Some prominent Republicans, including Donald Trump, called for Austin to be removed from his job.
No plans to resign
But the Pentagon said the retired four-star general had no plans to resign and the White House said Biden was not seeking to remove him. Austin remains at Walter Reed.
The way the Defense Department handled Austin’s hospitalization stands in contrast to how the State Department dealt with then-Secretary of State Colin Powell’s prostate surgery on Dec. 15, 2003.
The State Department spokesperson at that time issued a statement in the morning making public that Powell, a retired four-star general and former chairman of the Joint Chiefs of Staff, was in surgery at Walter Reed and would remain there for several days.
It also disclosed Powell would be on a reduced schedule while he recovered from the operation. The department’s spokesperson at the time, Richard Boucher, then offered details on Powell’s surgery in his daily briefing.
Ryder said the Pentagon would do better as the White House acknowledged damage to its credibility.
“I think the Pentagon has been very, very honest with themselves about the, the challenge to credibility by what by what has transpired here and by what and by how hard it was for them to be fully transparent with the American people,” Kirby said.
How did Walter Reed treat Austin’s infection?
On January 2, Austin was moved to the Intensive Care Unit for close monitoring and a higher level of care, the hospital said.
Further evaluation revealed abdominal fluid collections impairing the function of his small intestines. This resulted in the back up of his intestinal contents.
Walter Reed treated this by placing a tube through Austin’s nose to drain his stomach. The abdominal fluid collections were drained separately.
It was unclear if Austin had robotic laparoscopic surgery, which is considered minimally invasive. But in one recent study of 404 men who underwent minimally invasive surgery using robots to help surgeons remove the prostate and lymph nodes, 7.4% of the patients developed symptomatic collections of fluid in the body.

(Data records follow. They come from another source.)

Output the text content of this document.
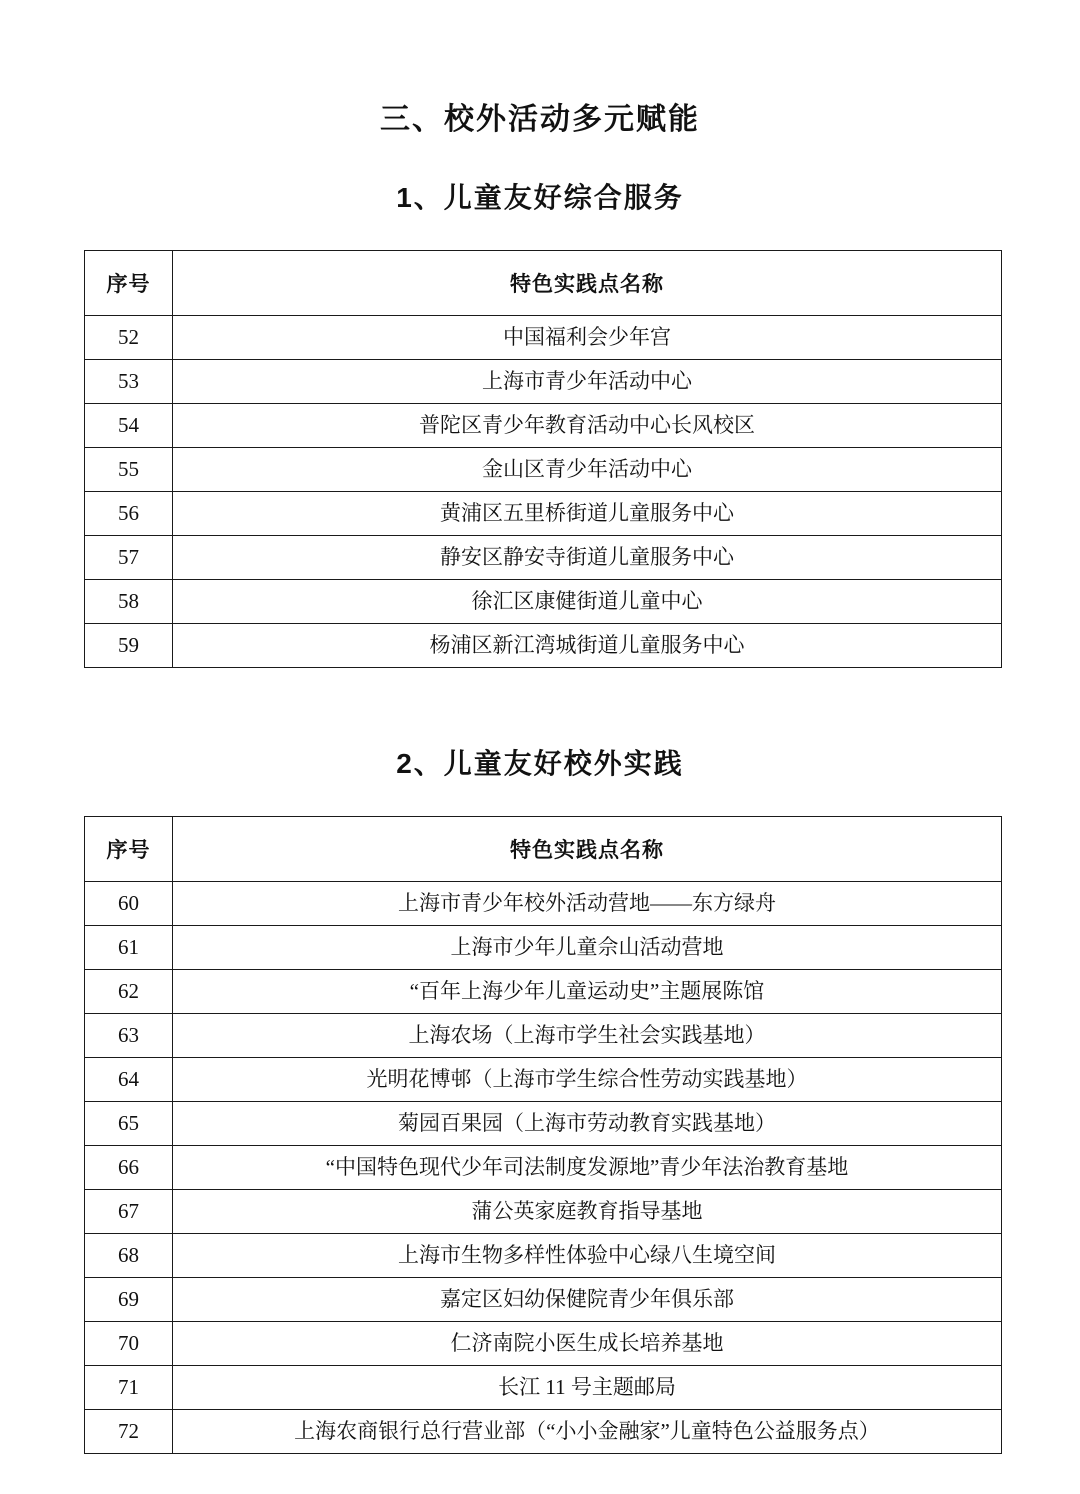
三、校外活动多元赋能
1、儿童友好综合服务
序号	特色实践点名称
52	中国福利会少年宫
53	上海市青少年活动中心
54	普陀区青少年教育活动中心长风校区
55	金山区青少年活动中心
56	黄浦区五里桥街道儿童服务中心
57	静安区静安寺街道儿童服务中心
58	徐汇区康健街道儿童中心
59	杨浦区新江湾城街道儿童服务中心
2、儿童友好校外实践
序号	特色实践点名称
60	上海市青少年校外活动营地——东方绿舟
61	上海市少年儿童佘山活动营地
62	“百年上海少年儿童运动史”主题展陈馆
63	上海农场（上海市学生社会实践基地）
64	光明花博邨（上海市学生综合性劳动实践基地）
65	菊园百果园（上海市劳动教育实践基地）
66	“中国特色现代少年司法制度发源地”青少年法治教育基地
67	蒲公英家庭教育指导基地
68	上海市生物多样性体验中心绿八生境空间
69	嘉定区妇幼保健院青少年俱乐部
70	仁济南院小医生成长培养基地
71	长江 11 号主题邮局
72	上海农商银行总行营业部（“小小金融家”儿童特色公益服务点）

Austin’s infection has cleared but he remains hospitalized. Walter Reed said it anticipates he will make a full recovery but cautions “this can be a slow process.” The Pentagon and Walter Reed are not speculating about a possible discharge date.

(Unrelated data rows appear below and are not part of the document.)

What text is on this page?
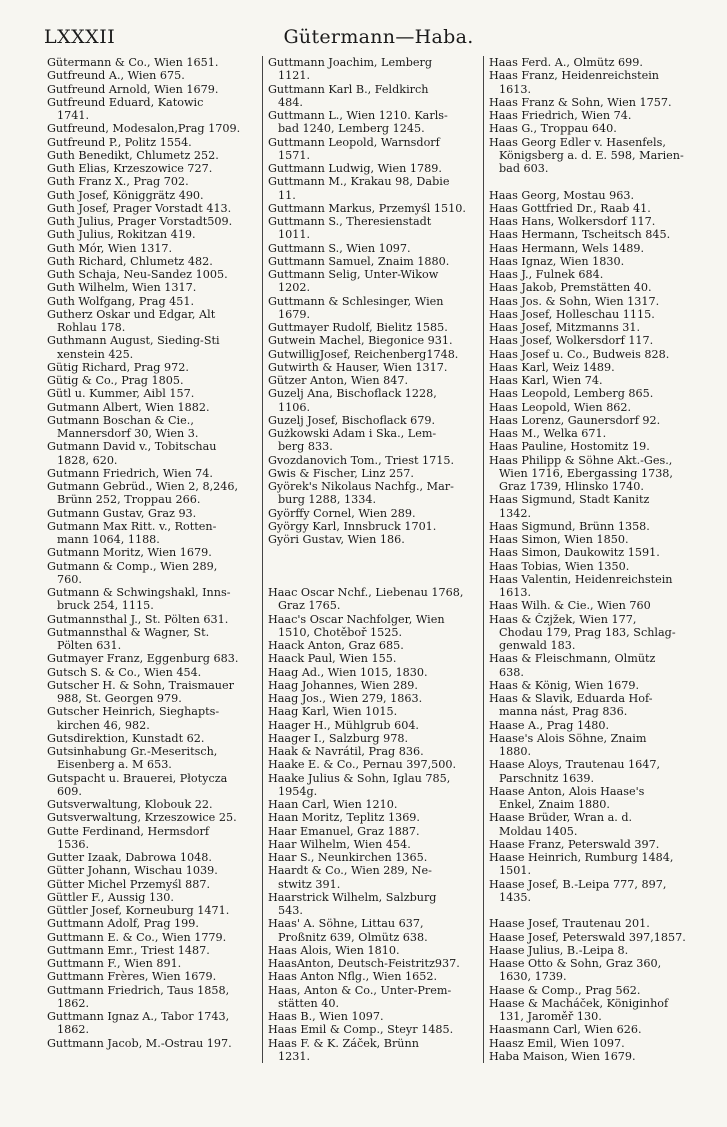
LXXXII	Gütermann—Haba.
Gütermann & Co., Wien 1651.
Gutfreund A., Wien 675.
Gutfreund Arnold, Wien 1679.
Gutfreund Eduard, Katowic
1741.
Gutfreund, Modesalon,Prag 1709.
Gutfreund P., Politz 1554.
Guth Benedikt, Chlumetz 252.
Guth Elias, Krzeszowice 727.
Guth Franz X., Prag 702.
Guth Josef, Königgrätz 490.
Guth Josef, Prager Vorstadt 413.
Guth Julius, Prager Vorstadt509.
Guth Julius, Rokitzan 419.
Guth Mór, Wien 1317.
Guth Richard, Chlumetz 482.
Guth Schaja, Neu-Sandez 1005.
Guth Wilhelm, Wien 1317.
Guth Wolfgang, Prag 451.
Gutherz Oskar und Edgar, Alt
Rohlau 178.
Guthmann August, Sieding-Sti
xenstein 425.
Gütig Richard, Prag 972.
Gütig & Co., Prag 1805.
Gütl u. Kummer, Aibl 157.
Gutmann Albert, Wien 1882.
Gutmann Boschan & Cie.,
Mannersdorf 30, Wien 3.
Gutmann David v., Tobitschau
1828, 620.
Gutmann Friedrich, Wien 74.
Gutmann Gebrüd., Wien 2, 8,246,
Brünn 252, Troppau 266.
Gutmann Gustav, Graz 93.
Gutmann Max Ritt. v., Rotten-
mann 1064, 1188.
Gutmann Moritz, Wien 1679.
Gutmann & Comp., Wien 289,
760.
Gutmann & Schwingshakl, Inns-
bruck 254, 1115.
Gutmannsthal J., St. Pölten 631.
Gutmannsthal & Wagner, St.
Pölten 631.
Gutmayer Franz, Eggenburg 683.
Gutsch S. & Co., Wien 454.
Gutscher H. & Sohn, Traismauer
988, St. Georgen 979.
Gutscher Heinrich, Sieghарts-
kirchen 46, 982.
Gutsdirektion, Kunstadt 62.
Gutsinhabung Gr.-Meseritsch,
Eisenberg a. M 653.
Gutspacht u. Brauerei, Płotycza
609.
Gutsverwaltung, Klobouk 22.
Gutsverwaltung, Krzeszowice 25.
Gutte Ferdinand, Hermsdorf
1536.
Gutter Izaak, Dabrowa 1048.
Gütter Johann, Wischau 1039.
Gütter Michel Przemyśl 887.
Güttler F., Aussig 130.
Güttler Josef, Korneuburg 1471.
Guttmann Adolf, Prag 199.
Guttmann E. & Co., Wien 1779.
Guttmann Emr., Triest 1487.
Guttmann F., Wien 891.
Guttmann Frères, Wien 1679.
Guttmann Friedrich, Taus 1858,
1862.
Guttmann Ignaz A., Tabor 1743,
1862.
Guttmann Jacob, M.-Ostrau 197.
Guttmann Joachim, Lemberg
1121.
Guttmann Karl B., Feldkirch
484.
Guttmann L., Wien 1210. Karls-
bad 1240, Lemberg 1245.
Guttmann Leopold, Warnsdorf
1571.
Guttmann Ludwig, Wien 1789.
Guttmann M., Krakau 98, Dabie
11.
Guttmann Markus, Przemyśl 1510.
Guttmann S., Theresienstadt
1011.
Guttmann S., Wien 1097.
Guttmann Samuel, Znaim 1880.
Guttmann Selig, Unter-Wikow
1202.
Guttmann & Schlesinger, Wien
1679.
Guttmayer Rudolf, Bielitz 1585.
Gutwein Machel, Biegonice 931.
GutwilligJosef, Reichenberg1748.
Gutwirth & Hauser, Wien 1317.
Gützer Anton, Wien 847.
Guzelj Ana, Bischoflack 1228,
1106.
Guzelj Josef, Bischoflack 679.
Gużkowski Adam i Ska., Lem-
berg 833.
Gvozdanovich Tom., Triest 1715.
Gwis & Fischer, Linz 257.
Györek's Nikolaus Nachfg., Mar-
burg 1288, 1334.
Györffy Cornel, Wien 289.
György Karl, Innsbruck 1701.
Györi Gustav, Wien 186.
Haac Oscar Nchf., Liebenau 1768,
Graz 1765.
Haac's Oscar Nachfolger, Wien
1510, Chotěboř 1525.
Haack Anton, Graz 685.
Haack Paul, Wien 155.
Haag Ad., Wien 1015, 1830.
Haag Johannes, Wien 289.
Haag Jos., Wien 279, 1863.
Haag Karl, Wien 1015.
Haager H., Mühlgrub 604.
Haager I., Salzburg 978.
Haak & Navrátil, Prag 836.
Haake E. & Co., Pernau 397,500.
Haake Julius & Sohn, Iglau 785,
1954g.
Haan Carl, Wien 1210.
Haan Moritz, Teplitz 1369.
Haar Emanuel, Graz 1887.
Haar Wilhelm, Wien 454.
Haar S., Neunkirchen 1365.
Haardt & Co., Wien 289, Ne-
stwitz 391.
Haarstrick Wilhelm, Salzburg
543.
Haas' A. Söhne, Littau 637,
Proßnitz 639, Olmütz 638.
Haas Alois, Wien 1810.
HaasAnton, Deutsch-Feistritz937.
Haas Anton Nflg., Wien 1652.
Haas, Anton & Co., Unter-Prem-
stätten 40.
Haas B., Wien 1097.
Haas Emil & Comp., Steyr 1485.
Haas F. & K. Záček, Brünn
1231.
Haas Ferd. A., Olmütz 699.
Haas Franz, Heidenreichstein
1613.
Haas Franz & Sohn, Wien 1757.
Haas Friedrich, Wien 74.
Haas G., Troppau 640.
Haas Georg Edler v. Hasenfels,
Königsberg a. d. E. 598, Marien-
bad 603.
Haas Georg, Mostau 963.
Haas Gottfried Dr., Raab 41.
Haas Hans, Wolkersdorf 117.
Haas Hermann, Tscheitsch 845.
Haas Hermann, Wels 1489.
Haas Ignaz, Wien 1830.
Haas J., Fulnek 684.
Haas Jakob, Premstätten 40.
Haas Jos. & Sohn, Wien 1317.
Haas Josef, Holleschau 1115.
Haas Josef, Mitzmanns 31.
Haas Josef, Wolkersdorf 117.
Haas Josef u. Co., Budweis 828.
Haas Karl, Weiz 1489.
Haas Karl, Wien 74.
Haas Leopold, Lemberg 865.
Haas Leopold, Wien 862.
Haas Lorenz, Gaunersdorf 92.
Haas M., Welka 671.
Haas Pauline, Hostomitz 19.
Haas Philipp & Söhne Akt.-Ges.,
Wien 1716, Ebergassing 1738,
Graz 1739, Hlinsko 1740.
Haas Sigmund, Stadt Kanitz
1342.
Haas Sigmund, Brünn 1358.
Haas Simon, Wien 1850.
Haas Simon, Daukowitz 1591.
Haas Tobias, Wien 1350.
Haas Valentin, Heidenreichstein
1613.
Haas Wilh. & Cie., Wien 760
Haas & Čzjžek, Wien 177,
Chodau 179, Prag 183, Schlag-
genwald 183.
Haas & Fleischmann, Olmütz
638.
Haas & König, Wien 1679.
Haas & Slavik, Eduarda Hof-
manna nást, Prag 836.
Haase A., Prag 1480.
Haase's Alois Söhne, Znaim
1880.
Haase Aloys, Trautenau 1647,
Parschnitz 1639.
Haase Anton, Alois Haase's
Enkel, Znaim 1880.
Haase Brüder, Wran a. d.
Moldau 1405.
Haase Franz, Peterswald 397.
Haase Heinrich, Rumburg 1484,
1501.
Haase Josef, B.-Leipa 777, 897,
1435.
Haase Josef, Trautenau 201.
Haase Josef, Peterswald 397,1857.
Haase Julius, B.-Leipa 8.
Haase Otto & Sohn, Graz 360,
1630, 1739.
Haase & Comp., Prag 562.
Haase & Macháček, Königinhof
131, Jaroměř 130.
Haasmann Carl, Wien 626.
Haasz Emil, Wien 1097.
Haba Maison, Wien 1679.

How common is prostate cancer?
Prostate cancer is the most common cancer, aside from non-melanoma skin cancer, among American men. Overall, about 1 in 8 US men will be diagnosed with prostate cancer during their lifetime. Most men diagnosed with prostate cancer do not die from it.
The risk of developing prostate cancer varies based on age, ethnicity and other factors. About 6 in 10 prostate cancers are diagnosed after age 65, according to the American Cancer Society.
The risk is higher in African American men and in Caribbean men of African ancestry than in men of other races.
The Pentagon said Jan. 5 that Austin’s procedure was elective, meaning that treatment was chosen by the patient. More than 95 per cent of patients survive prostate cancer for 5 years or more after diagnosis, although those in the later stages of the disease have dimmer survival prospects.